How will be the life at HDFC MF after Prashant Jain?
4 min read 24 Jul 2022, 10:55 PM ISTThe asset management firm is keen to reduce dependency on one individual fund manager

The news of Prashant Jain’s resignation on Friday created ripples in the mutual fund industry. He was the chief investment officer of HDFC AMC, which is currently managing more than ₹4 trillion of assets, for almost 19 years.
Chirag Setalvad, a senior equity fund manager, will assume charge as head of equities at the fund house, and Shobhit Mehrotra, a senior debt fund manager, will take over as head-fixed income. Both will report to Navneet Munot, managing director & CEO of the company.
Jain’s investing style
Jain followed the value style and invested in sustainable businesses. He first stood out as a fund manager when he stayed away from the highly valued technology stocks during the late 1990s, which helped him avoid the impact of the dot-com bubble in 2000.
He will also be remembered for avoiding real estate stocks when they were highly favoured by money managers in 2007-08. This resulted in his funds outperforming post the stock market crash in 2008 compared to their peers.

In both instances though, the outperformance of Jain’s funds was followed by a painful period of underperformance caused due to his contrarian bets. His funds are in the limelight now again with markets favouring the value stocks. This time is no different. The current outperformance of his funds has been followed by a prolonged period of underperformance for about 4-5 years.
In an interview to Mint in 2020, he had said, “It is indeed true that performance has been weak for the funds managed by me. The primary reason for this is the overweight position in utilities, tobacco and select EPC companies along with an underweight position in consumption companies and retail banks vis-à-vis the benchmark."
Jain had also shared his investment framework then: “I generally follow the following framework: If the business is doing fine and the outlook has not changed, but the stock is underperforming, it possibly implies that the stock is becoming more undervalued. In such a situation, generally, one should stay put or increase exposure within limits to control risk. If the business is underperforming, then one needs to assess whether the reasons for underperformance are temporary or lasting? If temporary, then one needs to assess whether the expected returns justify holding the stock for longer. If the answer is yes, then one tends to wait, else take corrective action."

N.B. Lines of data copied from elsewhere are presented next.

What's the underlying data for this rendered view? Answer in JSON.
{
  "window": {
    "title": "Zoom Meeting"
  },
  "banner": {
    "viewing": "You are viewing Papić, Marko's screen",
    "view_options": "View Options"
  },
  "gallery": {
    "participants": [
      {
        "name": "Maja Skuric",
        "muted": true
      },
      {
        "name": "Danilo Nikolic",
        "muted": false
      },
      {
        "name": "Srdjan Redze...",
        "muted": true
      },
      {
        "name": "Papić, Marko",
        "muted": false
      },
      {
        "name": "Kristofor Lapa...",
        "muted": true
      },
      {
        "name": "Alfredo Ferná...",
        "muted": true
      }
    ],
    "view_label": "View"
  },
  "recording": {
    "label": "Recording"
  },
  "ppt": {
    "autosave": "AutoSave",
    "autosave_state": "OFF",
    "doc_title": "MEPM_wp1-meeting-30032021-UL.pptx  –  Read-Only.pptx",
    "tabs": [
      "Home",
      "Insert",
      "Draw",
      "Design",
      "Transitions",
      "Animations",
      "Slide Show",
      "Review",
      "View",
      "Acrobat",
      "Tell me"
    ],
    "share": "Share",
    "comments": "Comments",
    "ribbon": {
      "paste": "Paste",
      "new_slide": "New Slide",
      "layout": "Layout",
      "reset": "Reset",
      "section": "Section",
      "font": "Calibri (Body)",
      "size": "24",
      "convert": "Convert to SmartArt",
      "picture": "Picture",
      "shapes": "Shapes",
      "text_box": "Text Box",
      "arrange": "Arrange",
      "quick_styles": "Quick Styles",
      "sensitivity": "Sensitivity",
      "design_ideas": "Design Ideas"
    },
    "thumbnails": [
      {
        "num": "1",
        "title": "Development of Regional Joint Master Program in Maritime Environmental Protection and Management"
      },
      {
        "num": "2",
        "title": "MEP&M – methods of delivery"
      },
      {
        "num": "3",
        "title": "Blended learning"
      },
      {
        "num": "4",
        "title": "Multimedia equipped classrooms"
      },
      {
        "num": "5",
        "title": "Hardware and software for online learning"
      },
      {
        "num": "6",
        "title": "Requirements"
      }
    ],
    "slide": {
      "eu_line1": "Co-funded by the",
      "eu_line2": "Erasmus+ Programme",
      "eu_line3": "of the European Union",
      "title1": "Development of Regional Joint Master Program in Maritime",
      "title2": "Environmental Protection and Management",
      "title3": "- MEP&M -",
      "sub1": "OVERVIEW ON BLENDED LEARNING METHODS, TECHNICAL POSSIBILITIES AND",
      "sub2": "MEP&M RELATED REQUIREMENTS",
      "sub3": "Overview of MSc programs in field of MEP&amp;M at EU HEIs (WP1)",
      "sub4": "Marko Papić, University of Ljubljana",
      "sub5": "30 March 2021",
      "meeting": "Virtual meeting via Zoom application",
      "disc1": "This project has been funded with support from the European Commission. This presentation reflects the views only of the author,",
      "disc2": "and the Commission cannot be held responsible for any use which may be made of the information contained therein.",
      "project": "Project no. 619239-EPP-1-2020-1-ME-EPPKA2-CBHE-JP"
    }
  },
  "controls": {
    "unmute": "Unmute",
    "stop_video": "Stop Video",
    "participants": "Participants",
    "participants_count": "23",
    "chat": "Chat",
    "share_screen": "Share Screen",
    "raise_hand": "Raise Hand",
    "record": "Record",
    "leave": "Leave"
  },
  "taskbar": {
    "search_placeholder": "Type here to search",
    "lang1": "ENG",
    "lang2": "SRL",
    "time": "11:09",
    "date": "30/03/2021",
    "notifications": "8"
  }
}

As on the date of Jain’s resignation, he was directly managing three funds— HDFC Balanced Advantage, Flexi Cap and Top 100 Fund (large-cap fund)— with combined assets of about ₹90,000 crore. Jain was managing the Balanced Advantage Fund since its inception in 1994, when it was part of 20th Century Mutual Fund, which was later acquired by Zurich India Mutual Fund, and which, in turn, was bought by HDFC Mutual Fund in 2003. All the three funds delivered a good return of 18-20% CAGR (compounded annual growth rate) since the time Jain has been managing them.
“Prashant Jain hasn’t changed in all these years, even in the face of criticism. I admire him for it. No great fund manager can be consistent! You figure out their level of conviction in difficult times. However this also means that you have to be comfortable with their style and these can work in cycles. At this point, I’m not redeeming from HDFC AMC. In fact, with the kind and quality of fund managers HDFC MF have, I’m likely to invest more in the AMC’s schemes," says Vijai Mantri, co-founder and chief investment strategist at JRL Money.
Mantri was a senior executive at HDFC AMC before 2007 and worked alongside Prashant Jain before becoming a mutual fund distributor in 2015. At the time, he did not recommend HDFC MF schemes due to their ‘value’ style of investing. Mantri, however, changed tack after Covid struck in 2020, anticipating that a rally in value stocks will lift up HDFC MF’s performance as well.
What should investors do?
Jain’s exit from HDFC Mutual Fund shouldn’t be much of a concern to those invested in the schemes of the fund house, according to experts.
HDFC Mutual Fund is keen to reduce the dependency on an individual fund manager and is keen to adopt an institutional framework. In addition to Chirag Setalvad, other senior fund managers in the fund house include Gopal Agrawal and Roshi Jain. Setalvad, who will be the new head of equities, has been with the fund house for more than 15 years. Unlike Jain, Setalvad’s investment style is a blend of growth and value
Vishal Dhawan, founder & CEO of Plan Ahead Wealth Advisors, said, “I think it’s important to track how the funds actually perform going ahead before any decision is made rather than directly shifting due to a blended style. Investors should track performance for a year before they make any changes."